Cross-slab, Eoghanacht, Co. Galway
Co. Galway |
Crosses & Monuments
A small slab of stone, barely half a metre tall, carries an early Irish prayer across what remains of an incised cross shaft.
The inscription reads OR[ÓIT] AR MAINACH, an abbreviation of the Old Irish oróit ar, meaning "a prayer for", followed by the name Mainach. It is a formula found on early medieval carved stones across Ireland, a quiet petition scratched into rock so that those who passed might intercede for the named soul. What makes this fragment quietly remarkable is how long it went unnoticed in its proper context, and how straightforwardly it was misattributed by some of the most respected antiquarian scholars of their era.

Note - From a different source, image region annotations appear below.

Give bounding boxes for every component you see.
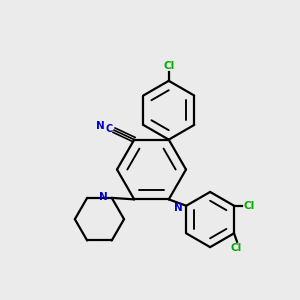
Text: Cl: Cl: [231, 243, 242, 253]
Text: N: N: [96, 121, 105, 131]
Text: Cl: Cl: [163, 61, 174, 71]
Text: C: C: [105, 124, 113, 134]
Text: Cl: Cl: [243, 201, 254, 211]
Text: N: N: [99, 192, 108, 202]
Text: N: N: [174, 203, 182, 213]
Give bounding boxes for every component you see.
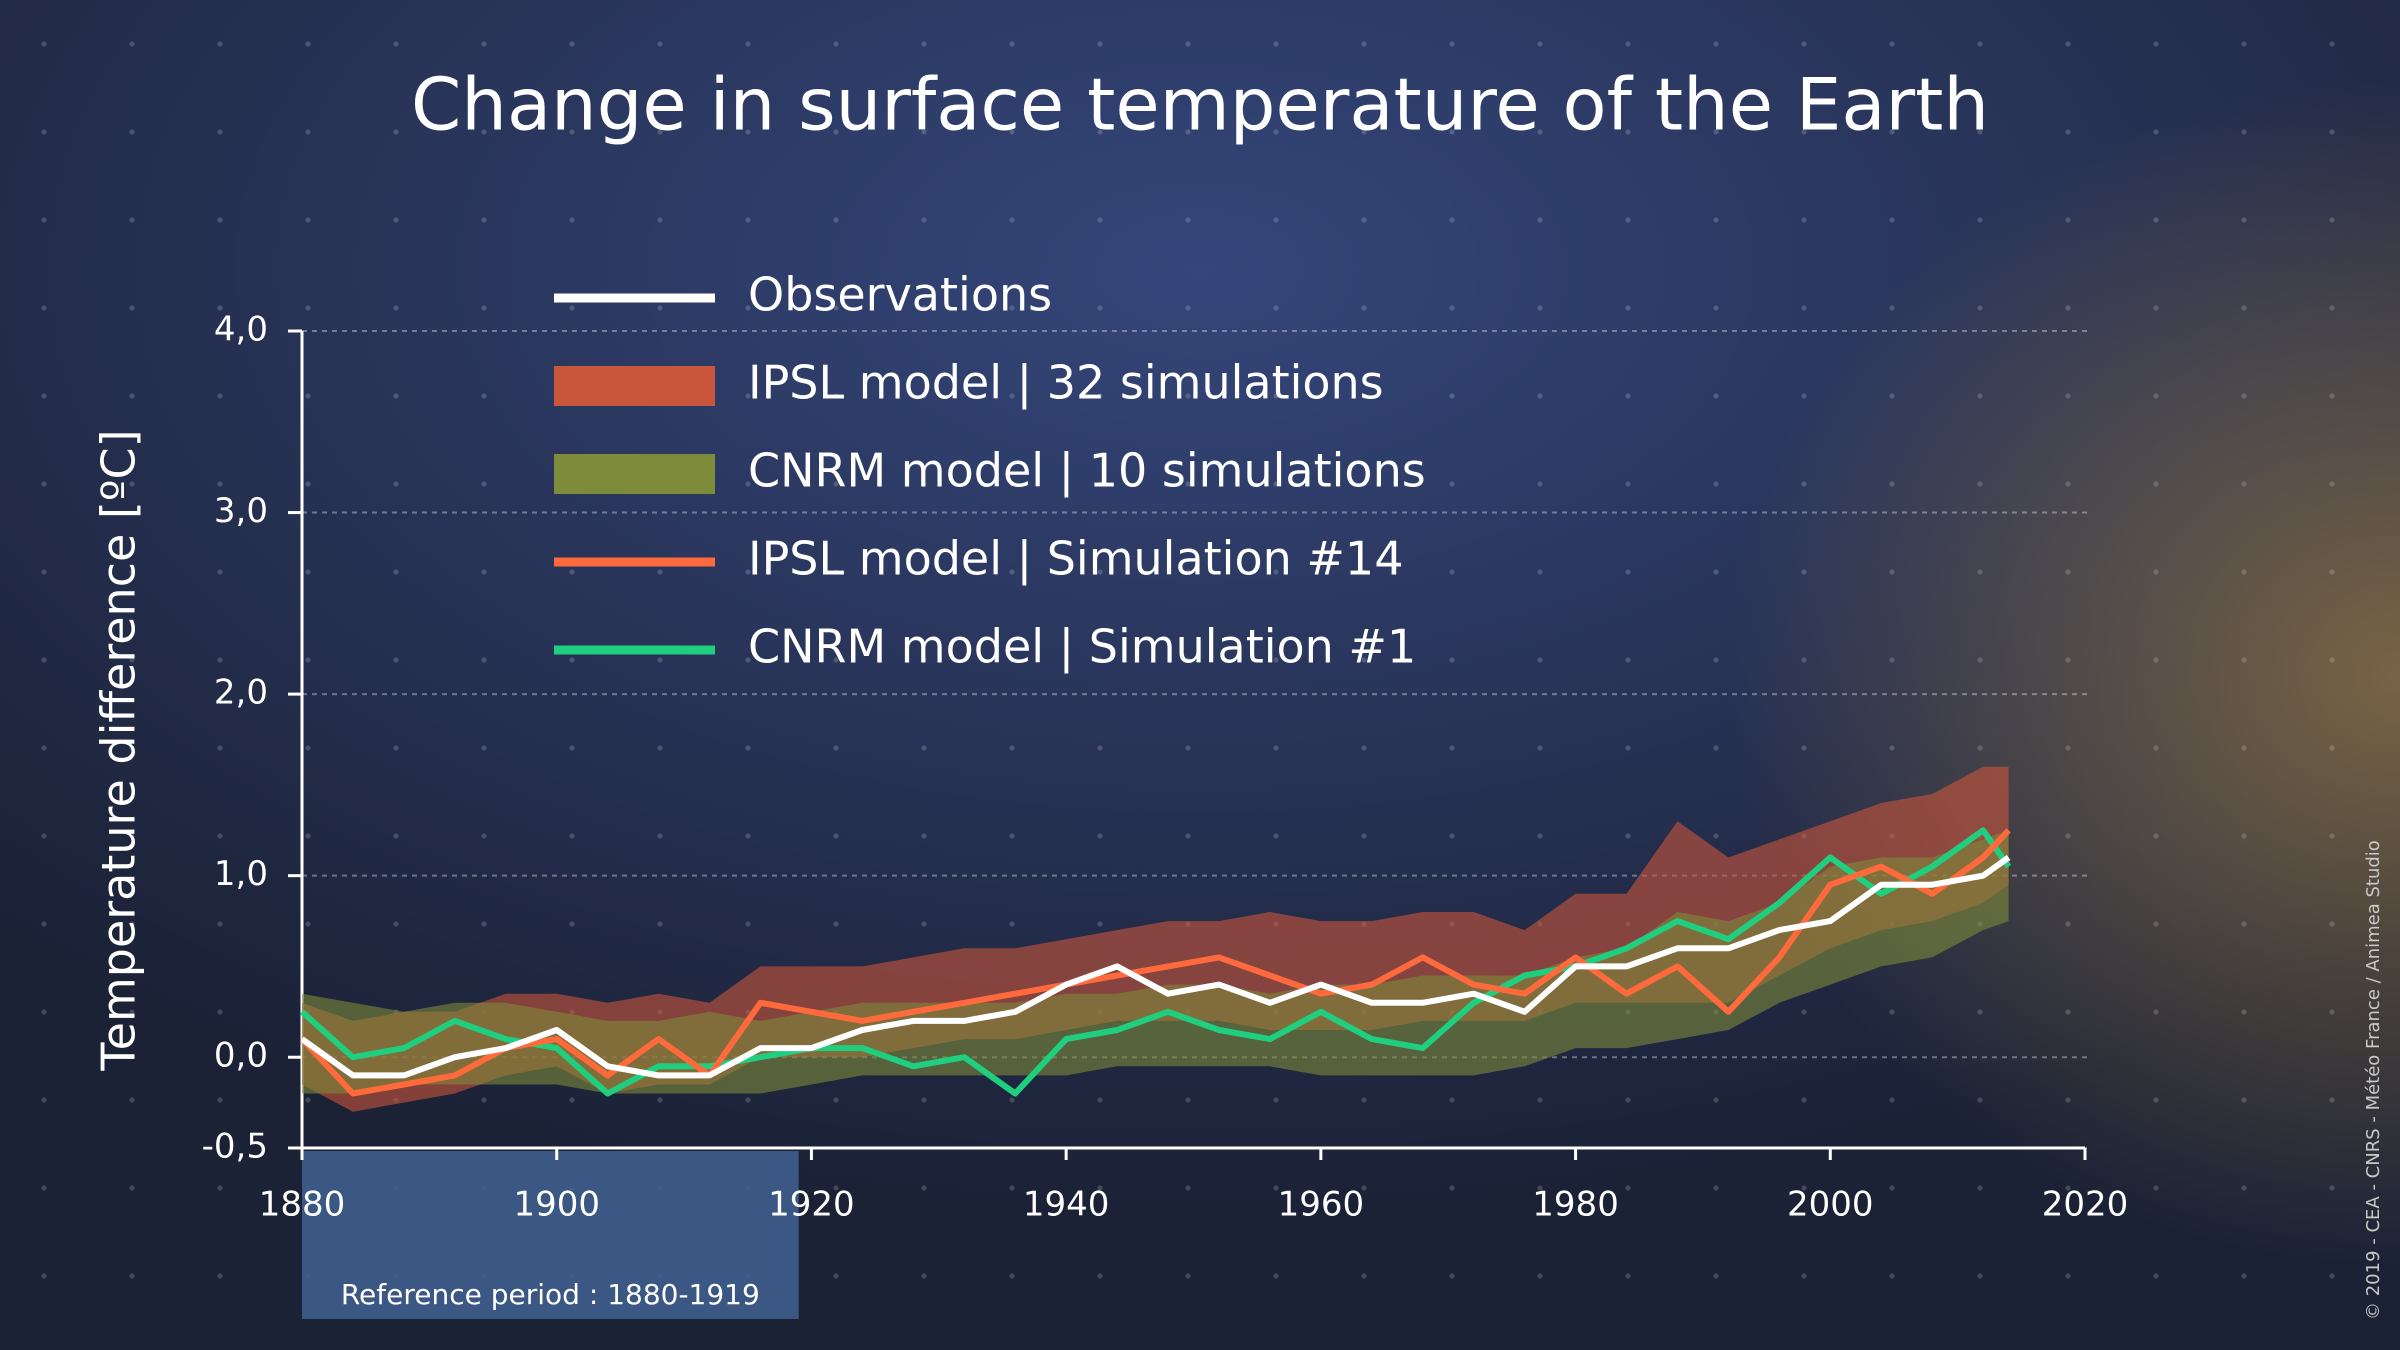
legend-label: CNRM model | 10 simulations [748, 444, 1426, 499]
x-tick-label: 1880 [259, 1185, 346, 1225]
credit: © 2019 - CEA - CNRS - Météo France / Ani… [2363, 840, 2384, 1320]
legend-label: Observations [748, 268, 1052, 322]
y-tick-label: 4,0 [214, 310, 268, 350]
x-tick-label: 2020 [2042, 1185, 2129, 1225]
legend-swatch [554, 454, 715, 494]
y-tick-label: 2,0 [214, 673, 268, 713]
legend-label: IPSL model | Simulation #14 [748, 532, 1403, 587]
x-tick-label: 1980 [1532, 1185, 1619, 1225]
legend-label: CNRM model | Simulation #1 [748, 620, 1416, 675]
reference-period [302, 1151, 799, 1319]
band [302, 830, 2009, 1094]
y-tick-label: 3,0 [214, 491, 268, 531]
x-tick-label: 1920 [768, 1185, 855, 1225]
x-tick-label: 2000 [1787, 1185, 1874, 1225]
y-axis-label: Temperature difference [ºC] [92, 429, 146, 1071]
series-line [299, 828, 2011, 1097]
reference-period-label: Reference period : 1880-1919 [341, 1278, 760, 1311]
legend-label: IPSL model | 32 simulations [748, 356, 1384, 411]
x-tick-label: 1900 [513, 1185, 600, 1225]
x-tick-label: 1960 [1278, 1185, 1365, 1225]
series-line [300, 827, 2012, 1097]
legend-swatch [554, 366, 715, 406]
chart-title: Change in surface temperature of the Ear… [411, 63, 1989, 147]
x-tick-label: 1940 [1023, 1185, 1110, 1225]
y-tick-label: -0,5 [202, 1127, 268, 1167]
series-line [300, 855, 2011, 1079]
y-tick-label: 1,0 [214, 854, 268, 894]
y-tick-label: 0,0 [214, 1036, 268, 1076]
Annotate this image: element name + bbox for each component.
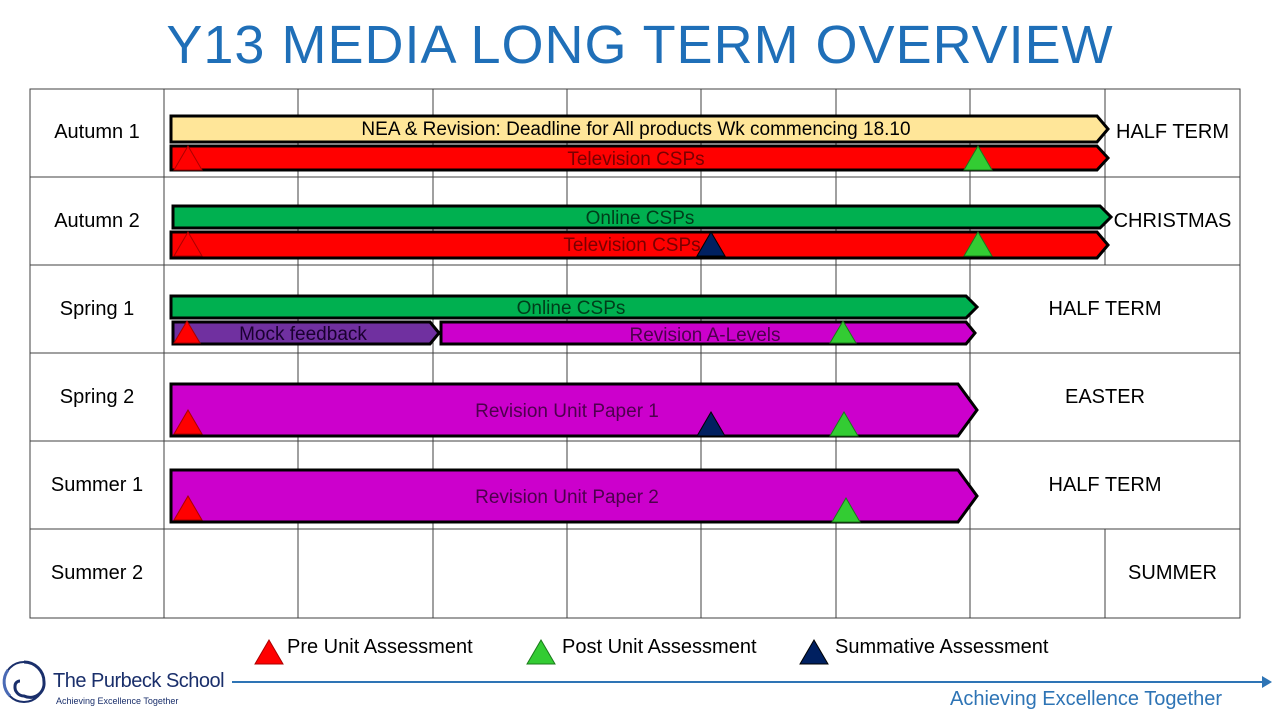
- bar-label: Online CSPs: [586, 208, 695, 229]
- pre-assessment-marker: [173, 495, 203, 521]
- bar-label: Revision A-Levels: [629, 325, 780, 346]
- summative-assessment-marker: [696, 231, 726, 257]
- legend-summative-icon: [799, 639, 829, 665]
- bar-label: Revision Unit Paper 2: [475, 487, 659, 508]
- footer-arrow: [232, 676, 1272, 688]
- holiday-label-spring-2: EASTER: [1064, 386, 1146, 408]
- bar-nea-revision: NEA & Revision: Deadline for All product…: [169, 114, 1110, 144]
- term-label-autumn-1: Autumn 1: [54, 121, 140, 143]
- school-name: The Purbeck School: [53, 670, 225, 692]
- legend-post-icon: [526, 639, 556, 665]
- post-assessment-marker: [829, 320, 857, 344]
- term-label-summer-1: Summer 1: [50, 474, 144, 496]
- post-assessment-marker: [963, 231, 993, 257]
- bar-label: Online CSPs: [517, 298, 626, 319]
- summative-assessment-marker: [696, 411, 726, 437]
- holiday-label-autumn-2: CHRISTMAS: [1113, 210, 1232, 232]
- bar-mock-feedback: Mock feedback: [171, 320, 441, 346]
- footer-tagline: Achieving Excellence Together: [950, 688, 1223, 710]
- pre-assessment-marker: [173, 231, 203, 257]
- bar-revision-unit-paper-2: Revision Unit Paper 2: [169, 468, 979, 524]
- pre-assessment-marker: [173, 320, 201, 344]
- bar-label: Mock feedback: [239, 324, 367, 345]
- legend-summative-label: Summative Assessment: [835, 636, 1049, 658]
- term-label-autumn-2: Autumn 2: [54, 210, 140, 232]
- bar-online-csps-spring1: Online CSPs: [169, 294, 980, 320]
- post-assessment-marker: [831, 497, 861, 523]
- bar-television-csps-autumn2: Television CSPs: [169, 230, 1110, 260]
- legend-pre-icon: [254, 639, 284, 665]
- bar-revision-unit-paper-1: Revision Unit Paper 1: [169, 382, 979, 438]
- school-logo-tagline: Achieving Excellence Together: [56, 696, 179, 706]
- school-logo-icon: [2, 660, 46, 703]
- term-label-spring-1: Spring 1: [59, 298, 135, 320]
- legend-post-label: Post Unit Assessment: [562, 636, 757, 658]
- bar-label: Television CSPs: [567, 149, 704, 170]
- holiday-label-autumn-1: HALF TERM: [1116, 121, 1229, 143]
- term-label-summer-2: Summer 2: [50, 562, 144, 584]
- post-assessment-marker: [829, 411, 859, 437]
- post-assessment-marker: [963, 145, 993, 171]
- bar-label: Revision Unit Paper 1: [475, 401, 659, 422]
- holiday-label-spring-1: HALF TERM: [1048, 298, 1162, 320]
- pre-assessment-marker: [173, 409, 203, 435]
- bar-revision-a-levels: Revision A-Levels: [439, 320, 977, 346]
- term-label-spring-2: Spring 2: [59, 386, 135, 408]
- legend-pre-label: Pre Unit Assessment: [287, 636, 473, 658]
- page-title: Y13 MEDIA LONG TERM OVERVIEW: [166, 15, 1114, 75]
- bar-label: Television CSPs: [563, 235, 700, 256]
- holiday-label-summer-1: HALF TERM: [1048, 474, 1162, 496]
- bar-online-csps-autumn2: Online CSPs: [171, 204, 1114, 230]
- pre-assessment-marker: [173, 145, 203, 171]
- bar-label: NEA & Revision: Deadline for All product…: [361, 119, 910, 140]
- bar-television-csps-autumn1: Television CSPs: [169, 144, 1111, 172]
- holiday-label-summer-2: SUMMER: [1128, 562, 1217, 584]
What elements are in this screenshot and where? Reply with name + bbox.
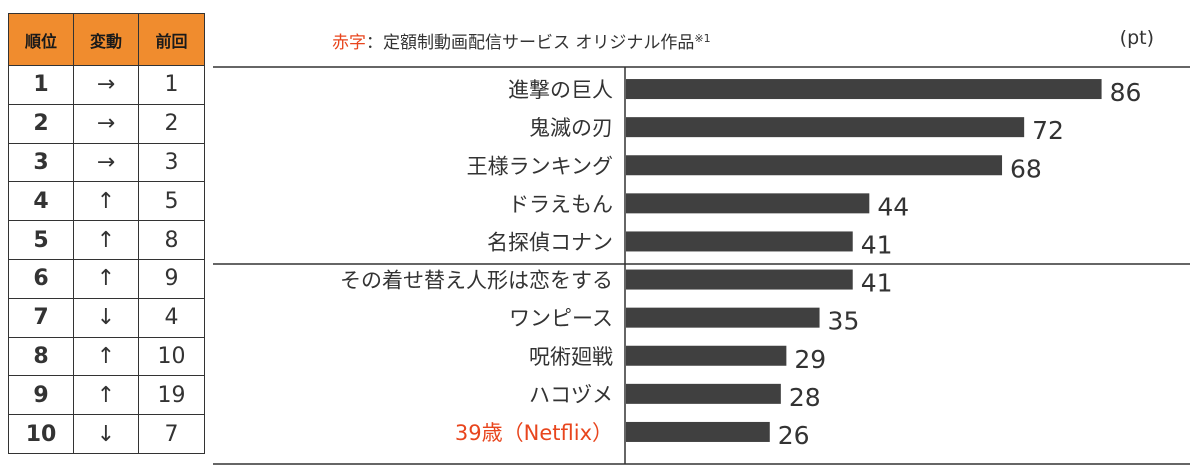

The slab belongs to a group of eight cross-slabs associated with Leaba Bhreacáin on Inis Mór, the largest of the Aran Islands. A leaba, in this context, is an early ecclesiastical bed-shrine, a low rectangular structure of kerbing stones that marked the resting place, real or symbolic, of a saint. This particular fragment forms part of the western kerbing of that monument. Scholars including Petrie, Crawford, and Macalister each recorded it as being located at Teampall Bheanáin, a small early church on a different part of the island entirely. The error was noted by Waddell in 1973 and confirmed by Higgins in 1987, a reminder that even careful fieldwork, conducted without the benefit of systematic survey, could place an object convincingly in the wrong spot for generations. Only a portion of the slab now survives, measuring 0.5 metres high, 0.41 metres wide, and 0.12 metres thick, with two incised lines marking what remains of the cross shaft and the inscription cutting across it.